Dev

BbitbbitBook Dev Log #12 — Web Version and Android: What's Next for BbitbbitBook

2026-06-28·3min read
BbitbbitBook Dev Log #12 — Web Version and Android: What's Next for BbitbbitBook

It Started as a Landing Page

BbitbbitBook had a website from early on.

At first it was a simple landing page. App description, App Store link, Terms of Service, Privacy Policy. The App Store requires a privacy policy URL for apps that handle user data — that's why the site existed.

bbitbbitbook.com


What If You Could Use It on the Web?

While running the landing page, the question formed.

"What if people could manage their reading records from a browser, without the app?"

Before building an Android app, I wanted to make BbitbbitBook accessible to Android users and anyone without an iPhone through a web browser.

So I evolved the landing page into a full web application.


Web Version Scope

Implementing every iOS feature in a browser isn't realistic.

Camera barcode scanning, photo editing, local notifications — these require native mobile APIs.

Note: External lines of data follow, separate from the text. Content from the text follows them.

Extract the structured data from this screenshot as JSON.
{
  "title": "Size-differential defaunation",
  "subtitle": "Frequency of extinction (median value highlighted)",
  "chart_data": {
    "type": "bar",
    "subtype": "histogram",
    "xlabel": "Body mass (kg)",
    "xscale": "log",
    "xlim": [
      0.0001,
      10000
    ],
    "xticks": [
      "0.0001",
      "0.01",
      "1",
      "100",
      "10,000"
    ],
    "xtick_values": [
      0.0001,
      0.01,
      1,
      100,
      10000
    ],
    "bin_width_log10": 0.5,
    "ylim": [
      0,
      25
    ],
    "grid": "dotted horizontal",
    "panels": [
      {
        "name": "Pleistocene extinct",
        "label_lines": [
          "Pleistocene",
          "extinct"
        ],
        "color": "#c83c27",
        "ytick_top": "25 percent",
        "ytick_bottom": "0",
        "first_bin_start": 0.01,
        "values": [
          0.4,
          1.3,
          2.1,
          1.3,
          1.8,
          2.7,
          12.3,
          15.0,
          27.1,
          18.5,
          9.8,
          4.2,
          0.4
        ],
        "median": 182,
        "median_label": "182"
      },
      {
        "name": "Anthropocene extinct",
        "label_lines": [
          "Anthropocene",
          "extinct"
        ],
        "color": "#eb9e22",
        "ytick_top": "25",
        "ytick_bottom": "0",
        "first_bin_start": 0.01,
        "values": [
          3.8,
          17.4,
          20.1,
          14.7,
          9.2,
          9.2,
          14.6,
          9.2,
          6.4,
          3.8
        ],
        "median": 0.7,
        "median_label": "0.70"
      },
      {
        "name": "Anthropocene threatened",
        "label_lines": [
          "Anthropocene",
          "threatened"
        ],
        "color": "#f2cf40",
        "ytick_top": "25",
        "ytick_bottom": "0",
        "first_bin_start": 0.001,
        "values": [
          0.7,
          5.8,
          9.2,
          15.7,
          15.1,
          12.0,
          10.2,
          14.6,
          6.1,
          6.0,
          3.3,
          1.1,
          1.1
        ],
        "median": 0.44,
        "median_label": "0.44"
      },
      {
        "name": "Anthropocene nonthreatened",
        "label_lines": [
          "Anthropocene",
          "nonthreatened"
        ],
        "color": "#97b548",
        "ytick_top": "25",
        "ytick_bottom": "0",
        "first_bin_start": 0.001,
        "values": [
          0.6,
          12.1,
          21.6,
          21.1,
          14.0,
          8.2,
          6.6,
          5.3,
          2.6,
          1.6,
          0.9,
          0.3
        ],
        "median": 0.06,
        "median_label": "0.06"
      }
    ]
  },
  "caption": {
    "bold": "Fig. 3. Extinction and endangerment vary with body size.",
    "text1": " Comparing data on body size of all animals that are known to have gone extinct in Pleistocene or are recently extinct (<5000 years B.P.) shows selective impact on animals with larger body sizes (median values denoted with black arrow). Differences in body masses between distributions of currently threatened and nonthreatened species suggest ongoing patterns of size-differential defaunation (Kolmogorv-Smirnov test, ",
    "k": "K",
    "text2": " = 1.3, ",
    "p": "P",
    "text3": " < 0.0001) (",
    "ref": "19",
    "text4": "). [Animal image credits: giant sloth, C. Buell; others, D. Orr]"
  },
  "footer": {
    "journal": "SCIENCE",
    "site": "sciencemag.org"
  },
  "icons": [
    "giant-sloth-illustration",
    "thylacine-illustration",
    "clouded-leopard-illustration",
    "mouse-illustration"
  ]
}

But the core features translate fully to the web:

  • Book search and registration
  • Library management (Read / Reading / Want to Read)
  • Memo writing
  • Reading Passbook and Carrot earning
  • Bbitbbit Collection
  • Statistics

Since Firebase serves as the backend, logging in syncs data across platforms. Reading records created on iPhone appear in the web version, and vice versa.


Android: In Development with Kotlin

Android development is running in parallel with the web version.

SMART LOTTO and 3weeks used Flutter for cross-platform support. BbitbbitBook took a different approach.

Why Kotlin instead of Flutter?

BbitbbitBook's iOS app is complex — UIKit-based with custom image editing, camera integration, and intricate layouts built specifically for UIKit. Migrating to Flutter would be a near-complete rewrite.

Unlike SMART LOTTO, where the source code was lost and a rebuild was forced, BbitbbitBook's iOS codebase is intact and working. Keeping iOS in UIKit and building Android independently in Kotlin lets each platform be developed natively without compromising either.


Current Status

The Android app is functionally complete.

All iOS features are implemented, sharing the Firebase backend for data synchronization.

Currently preparing for the Google Play closed testing requirement — 12 testers, 14 days. The same gate faced with SMART LOTTO. Tester recruitment is underway; once the closed test completes, the public launch follows.


iOS → Web → Android

BbitbbitBook's platform expansion:

iOS in May 2023. Web version launched. Android coming soon.

What started as "an app I built because it bothered me" is becoming a service that works on any platform.

If you want to keep reading records, you'll be able to use BbitbbitBook regardless of what device you're on.